Part 2: social happenings in 1887

Victor Garcia, 74, married his seventh wife when he was 40 and reportedly had 15 children with her. All were living and doing well. He had another 16 children by six former wives. The Corpus Christi newspaper correspondent quipped that it looked like Garcia was “good for 20 more years.”

President Cleveland pardoned Robert Doughty, the stepson of Duval County Assessor Frank C. Gravis. His crime was not reported.

Ranch men were feeding cattle prickly pear and cottonseed with success. John C. Caldwell was surveying in Duval County and found some strange antlers. One was of a deer head with a third horn or antler growing out six 6 inches from its forehead. The other oddity was two heads of stag’s antlers horns locked until death during a fight. The horns were on display at Wolfram’s Saloon in Corpus Christi.

Judge Luby was finishing up a house near J. W. Shaw’s residence, which he would rent to L. Pena. Capt. E. E. Deviney will also rent a house from Luby.

Toribio Guerra bought the Ybanez ranch and Juan Puig bought the Glover ranch near Benavides.

Ludwig Brandt, 66, a resident of Duval County for nine years, died suddenly. He was a skilled mechanic from Germany who had worked for the Russian government. He was the father of Otto Brandt of San Diego. He was Lutheran and his wife survived him.

A Mrs. Benavides died leaving eight children and a husband. She had made reputation for herself by fighting a wild cat that had attacked her four-months-old baby in its cradle several months before. She killed cat and saved child.

County Treasurer George Bodet; Sheriff Wright, Deputy Sheriff Leno Cuellar, Juan Gonger (Gongora?), and Ramon Gonzales went to Floresville as witnesses in a case against Guerra and Martinez who were charged with horse theft.

M. Cohn, one of San Diego’s merchants, used to ride a fine horse on city streets. Business has increased so much that he is talking of getting married, settling down, and quitting his “wild habits.”
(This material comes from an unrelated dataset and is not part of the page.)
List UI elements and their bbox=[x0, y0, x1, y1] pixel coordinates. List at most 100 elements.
Judge Luby; Commissioners Edward Corkill, William Hebbron, Frederick Ridder, and Pedro Eznal met as a Board of Equalization.

Father Bard married L. Pena and Adelaida del Barrio. Also married a couple who had run away.

A rattlesnake bit a little boy, whose last name was Bryden. Dr. L. B. Wright attended to his wound.

E. Corkill was gathering cattle in Realitos to take to the Indian Territory. The town was improving rapidly. The “Alcalde” had all stumps and brush cut and cleared out of the city limits. From the amount of freight that arrives weekly, it is becoming an important station. The ranch men and local merchants Downs, Cadena, and Staples do extensive business.

Judge Luby named W. B. Croft, William Taylor, and Henry Parkham to the Board of Examiners. The law required three teachers with certifications to be members of the board, but the judge wrote to the state superintendent pointing out that if he appointed teachers as the law required, he would have to name his mother and sister. He asked that a waiver be granted allowing him to appoint three “competent” persons and it was approved.

At the end of June, A. L. Muil finished the Catholic Church in Benavides.

1 Comment on "Part 2: social happenings in 1887"

  1. Thanks, Alfredo, it is very inspiring to read documented representations of my family in early San Diego. The reference to an "Ybanez" ranch near Benavides is remarkable. I wish I could obtain more particulars about this ranch but alas may not ever be. I thoroughly enjoy your posts about San Diego and Duval county's history.